During his drinking sessions, Kirke and the other members of the club designed an offi
cial club tie (black with silver wheelchairs) and competed to invent the most original and artistic ways to risk death or dismemberment. They participated in the running of the bulls, in Pamplona, on skateboards. They snuck onto bobsled runs in the Alps and slid down them at preposterously high speeds on blocks of ice fitted with saddles.
Kirke’s first major splash in the media came when he convinced the BBC to film a documentary about members of the Dangerous Sports Club climbing Kilimanjaro and sailing off the summit on hang gliders. Kirke, the least fit-looking member of the group by far, took pride in his ability to stride straight to the top of the nineteen-thousand-foot peak, while his younger and stronger clubmates wheezed and suffered from altitude sickness. “Kirke had portrayed himself as a champion hang glider to BBC producers,” Tabin says. “But actually, he’d never bothered to master the basics of the sport.”

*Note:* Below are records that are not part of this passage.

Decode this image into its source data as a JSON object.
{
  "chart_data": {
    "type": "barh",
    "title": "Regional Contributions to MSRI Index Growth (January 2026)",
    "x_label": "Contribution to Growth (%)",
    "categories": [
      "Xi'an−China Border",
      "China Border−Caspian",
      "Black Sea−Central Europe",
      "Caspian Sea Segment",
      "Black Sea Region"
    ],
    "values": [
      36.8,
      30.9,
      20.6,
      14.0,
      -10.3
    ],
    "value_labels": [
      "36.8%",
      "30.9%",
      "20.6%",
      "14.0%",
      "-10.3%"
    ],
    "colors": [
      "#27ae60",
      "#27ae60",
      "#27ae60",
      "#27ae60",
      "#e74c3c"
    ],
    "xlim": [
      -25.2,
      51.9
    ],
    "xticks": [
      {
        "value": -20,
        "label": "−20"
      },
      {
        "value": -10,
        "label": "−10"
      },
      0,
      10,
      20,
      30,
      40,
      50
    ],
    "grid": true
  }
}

As the cameras rolled, Alan Weston, the only experienced hang glider pilot in the club, crashed on takeoff, destroying his glider and injuring his ankle. Two of the other club members abandoned their plans to jump as they struggled with altitude sickness. That left Kirke to salvage the club’s reputation. He launched himself off Kilimanjaro’s summit, wobbled, and smacked his wingtip against the side of the mountain, then rose on an updraft before power-diving out of control, and out of sight. “The film crew captured twelve seconds of the Kirke posterior disappearing into a bank of clouds,” Tabin says. “It was a disaster for the BBC, but made Kirke into a media darling.” He flew on through the clouds and mist, without a compass or altimeter, eventually gliding in for a gentle landing on a coffee plantation twenty-five miles away.
“You could call Kirke the ultimate dilettante, and say that he was deranged to take such outrageous risks,” Tabin says. “But there was a psychological toughness to him I couldn’t help admiring. He believes he will survive, and through sheer force of will, he does.”